Eventually I get $x(t)$ and $y(t)$. I have to predict what will happen to the population densities over a long time. How can I do this?
Note: The book describes using equilibrium points and determining their stability to do this.

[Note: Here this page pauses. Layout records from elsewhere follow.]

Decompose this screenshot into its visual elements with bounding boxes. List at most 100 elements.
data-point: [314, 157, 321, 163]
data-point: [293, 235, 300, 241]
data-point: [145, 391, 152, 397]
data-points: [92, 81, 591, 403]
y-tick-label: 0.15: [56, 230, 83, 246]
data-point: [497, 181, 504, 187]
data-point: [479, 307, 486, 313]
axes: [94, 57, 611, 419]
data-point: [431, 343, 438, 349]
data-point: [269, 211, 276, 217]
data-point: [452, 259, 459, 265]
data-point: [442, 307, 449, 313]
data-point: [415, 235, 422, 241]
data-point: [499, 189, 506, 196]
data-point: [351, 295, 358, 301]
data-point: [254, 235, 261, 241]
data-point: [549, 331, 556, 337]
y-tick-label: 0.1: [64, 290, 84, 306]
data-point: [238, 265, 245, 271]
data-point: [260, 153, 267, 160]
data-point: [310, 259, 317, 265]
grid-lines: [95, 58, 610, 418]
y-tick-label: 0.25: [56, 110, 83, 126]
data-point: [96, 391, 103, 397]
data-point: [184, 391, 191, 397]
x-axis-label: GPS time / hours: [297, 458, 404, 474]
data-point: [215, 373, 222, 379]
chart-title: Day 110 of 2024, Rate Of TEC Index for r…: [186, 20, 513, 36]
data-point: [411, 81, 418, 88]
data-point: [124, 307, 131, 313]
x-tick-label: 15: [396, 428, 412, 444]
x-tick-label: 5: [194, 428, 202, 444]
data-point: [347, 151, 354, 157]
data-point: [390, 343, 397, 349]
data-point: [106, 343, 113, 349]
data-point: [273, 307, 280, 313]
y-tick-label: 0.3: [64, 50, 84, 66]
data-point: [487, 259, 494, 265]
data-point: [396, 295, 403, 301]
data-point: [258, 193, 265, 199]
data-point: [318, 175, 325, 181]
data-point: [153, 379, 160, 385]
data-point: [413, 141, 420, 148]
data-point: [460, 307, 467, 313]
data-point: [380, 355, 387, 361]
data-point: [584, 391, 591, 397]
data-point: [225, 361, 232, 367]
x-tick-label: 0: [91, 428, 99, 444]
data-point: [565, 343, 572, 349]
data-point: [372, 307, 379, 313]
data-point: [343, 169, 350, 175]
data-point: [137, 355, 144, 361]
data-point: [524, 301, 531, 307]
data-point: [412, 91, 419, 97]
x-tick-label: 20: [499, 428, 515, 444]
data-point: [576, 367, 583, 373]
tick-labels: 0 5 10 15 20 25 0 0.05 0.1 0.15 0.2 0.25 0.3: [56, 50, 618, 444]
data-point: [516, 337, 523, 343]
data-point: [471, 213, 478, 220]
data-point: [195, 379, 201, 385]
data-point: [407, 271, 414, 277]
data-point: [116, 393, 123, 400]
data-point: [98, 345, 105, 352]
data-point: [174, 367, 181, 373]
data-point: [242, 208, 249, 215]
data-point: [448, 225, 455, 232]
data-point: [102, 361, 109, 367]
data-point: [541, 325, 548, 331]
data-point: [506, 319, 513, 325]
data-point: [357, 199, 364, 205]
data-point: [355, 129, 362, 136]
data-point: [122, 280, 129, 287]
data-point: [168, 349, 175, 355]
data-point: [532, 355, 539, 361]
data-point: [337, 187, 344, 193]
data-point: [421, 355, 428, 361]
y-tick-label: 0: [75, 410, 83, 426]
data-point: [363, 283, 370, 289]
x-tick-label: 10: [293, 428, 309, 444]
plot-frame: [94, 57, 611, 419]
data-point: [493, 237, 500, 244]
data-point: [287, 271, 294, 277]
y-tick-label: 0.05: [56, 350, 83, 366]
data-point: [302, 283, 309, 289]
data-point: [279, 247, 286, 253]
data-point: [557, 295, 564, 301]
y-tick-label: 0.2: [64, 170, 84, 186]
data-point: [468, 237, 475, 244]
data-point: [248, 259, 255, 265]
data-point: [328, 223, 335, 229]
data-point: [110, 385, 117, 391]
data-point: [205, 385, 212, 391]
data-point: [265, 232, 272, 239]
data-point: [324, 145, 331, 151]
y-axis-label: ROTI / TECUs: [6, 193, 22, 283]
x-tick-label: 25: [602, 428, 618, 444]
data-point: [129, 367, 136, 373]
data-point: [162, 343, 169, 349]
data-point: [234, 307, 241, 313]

Upvotes to whoever shows this specific method. I appreciate any additional explanations however.
Edit: Here is my answer for $x(t)$ and $y(t)$ for clarification purposes.
($C_1$ and $C_2$ are constants)

$x(t) = C_1e^{t} \sin 8t + C_2e^{t} \cos 8t$
$y(t) = \frac{1}{10}e^{t} (4C_2 \sin 8t-4C_1 \cos 8t-3C_1 \sin 8t-3C_2 \cos 8t)$

 A: I agree with your auxiliary result.
You could have also written the system as a matrix and used eigenvalues and eigenvectors to solve it.
Using the system matrix approach, we end up finding the solutions (these do not match yours):
$$x(t)=\frac{1}{4} c_1 e^t (4 \cos (8 t)-3 \sin (8 t))-\frac{5}{2} c_2 e^t \sin (8 t) \\ y(t)=\frac{5}{8} c_1 e^t \sin (8 t)+\frac{1}{4} c_2 e^t (3 \sin (8 t)+4 \cos (8 t))$$
Now, what happens as $t$ approaches infinity?
You could:


*

*Take the limit of $x(t)$ and $y(t)$.

*Parametrically plot $x(t)$ and $y(t)$

*Do a phase portrait diagram.


Here is a phase portrait (what do you notice about the solutions):
Lastly, if you want to find the equilibrium points, you would simultaneously solve $x'=y'=0$ and have:
$$-5x-20y = 0,5x+7y = 0 \implies (x, y) = (0,0)$$
You can now find the Jacobian and evaluate the eigenvalues of it at that critical point. 
The Jacobian of this is just:
$$J = \left(
\begin{array}{cc}
 -5 & -20 \\
 5 & 7 \\
\end{array}
\right)$$
of course, the eigenvalues are:
$$\lambda_{1,2} = 1~ \pm ~ 8i$$
Exactly the same as the way you did it (since this is a linear system, this is not very enlightening as we could have easily written this straight off from the coefficients of the linear system).